Almost all of the government departments here have 'equality units' which came in at a total annual cost of £26.85m. Between the departments the costs, for 2012, ranged from £817,979.25 to £845,508.75. They were supplied to the TUV leader Jim Allister. Most of the units only have a handful of staff and many of them also perform other functions.
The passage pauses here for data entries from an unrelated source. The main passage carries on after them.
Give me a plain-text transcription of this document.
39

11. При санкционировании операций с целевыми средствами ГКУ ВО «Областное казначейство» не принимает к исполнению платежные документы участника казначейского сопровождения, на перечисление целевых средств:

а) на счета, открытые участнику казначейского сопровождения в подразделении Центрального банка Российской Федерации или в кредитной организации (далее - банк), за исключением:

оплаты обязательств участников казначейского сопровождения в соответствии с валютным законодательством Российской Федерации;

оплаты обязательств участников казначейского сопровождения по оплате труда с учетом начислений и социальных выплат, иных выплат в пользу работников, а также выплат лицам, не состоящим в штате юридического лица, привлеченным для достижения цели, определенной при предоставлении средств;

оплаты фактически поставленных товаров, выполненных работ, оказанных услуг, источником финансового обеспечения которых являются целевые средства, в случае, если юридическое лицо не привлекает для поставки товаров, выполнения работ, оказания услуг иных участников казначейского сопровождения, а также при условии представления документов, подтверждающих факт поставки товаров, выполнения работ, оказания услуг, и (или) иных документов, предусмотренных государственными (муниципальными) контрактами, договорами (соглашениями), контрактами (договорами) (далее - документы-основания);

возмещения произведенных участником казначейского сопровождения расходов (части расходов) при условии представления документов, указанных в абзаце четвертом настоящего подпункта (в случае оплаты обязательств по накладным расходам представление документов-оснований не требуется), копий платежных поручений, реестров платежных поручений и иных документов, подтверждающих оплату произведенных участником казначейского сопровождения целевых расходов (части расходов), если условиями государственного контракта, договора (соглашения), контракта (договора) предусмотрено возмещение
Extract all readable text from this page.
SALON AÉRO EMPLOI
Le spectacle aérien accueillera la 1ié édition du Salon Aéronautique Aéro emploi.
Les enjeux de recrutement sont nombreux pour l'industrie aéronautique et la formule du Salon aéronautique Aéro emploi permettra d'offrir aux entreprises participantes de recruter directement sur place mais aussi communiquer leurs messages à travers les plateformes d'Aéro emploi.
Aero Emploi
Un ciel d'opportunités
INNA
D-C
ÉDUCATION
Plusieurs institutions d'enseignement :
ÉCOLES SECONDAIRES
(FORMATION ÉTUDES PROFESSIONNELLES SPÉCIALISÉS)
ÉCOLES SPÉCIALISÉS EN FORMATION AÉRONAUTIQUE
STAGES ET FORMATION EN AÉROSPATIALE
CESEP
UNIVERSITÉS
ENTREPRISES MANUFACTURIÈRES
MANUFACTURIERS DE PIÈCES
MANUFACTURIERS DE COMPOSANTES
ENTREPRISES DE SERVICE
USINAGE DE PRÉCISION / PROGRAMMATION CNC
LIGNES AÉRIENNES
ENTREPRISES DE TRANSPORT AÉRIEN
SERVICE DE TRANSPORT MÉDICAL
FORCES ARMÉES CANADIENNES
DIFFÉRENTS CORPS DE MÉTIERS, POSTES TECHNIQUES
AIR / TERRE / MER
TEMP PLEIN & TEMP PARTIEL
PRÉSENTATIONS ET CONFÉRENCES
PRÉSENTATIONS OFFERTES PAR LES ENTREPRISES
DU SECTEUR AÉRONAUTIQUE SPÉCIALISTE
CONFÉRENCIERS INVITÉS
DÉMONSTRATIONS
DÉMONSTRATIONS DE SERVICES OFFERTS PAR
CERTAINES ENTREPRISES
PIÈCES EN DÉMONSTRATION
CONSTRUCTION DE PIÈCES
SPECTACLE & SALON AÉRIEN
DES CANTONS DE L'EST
For example, in John O'Dowd's Department of Education, there are three officers costing a total of £105,453 but also working on European and North-South issues.
The Department of Justice, on the other hand, does not have an equality unit.
Now the Equality Commission is being subsumed along with the Community Relations Council into a new body as part of Peter Robinson and Martin McGuinness' strategy called Building a United Community.
A shared future could save money. Two main separate education systems with some 85,000 empty desks and the duplication of services in housing, leisure centres, community centres because of sectarianism, are all drains on the public purse.
There are hidden costs, too, in planning for divided communities, and even a knock-on effect in terms of the province's carbon footprint with people having to travel further to work.
The issue even came down to equal pay in the public sector where 15,120 civil servants received payments under the Equal Pay Settlement at a total cost of more than £127.8m.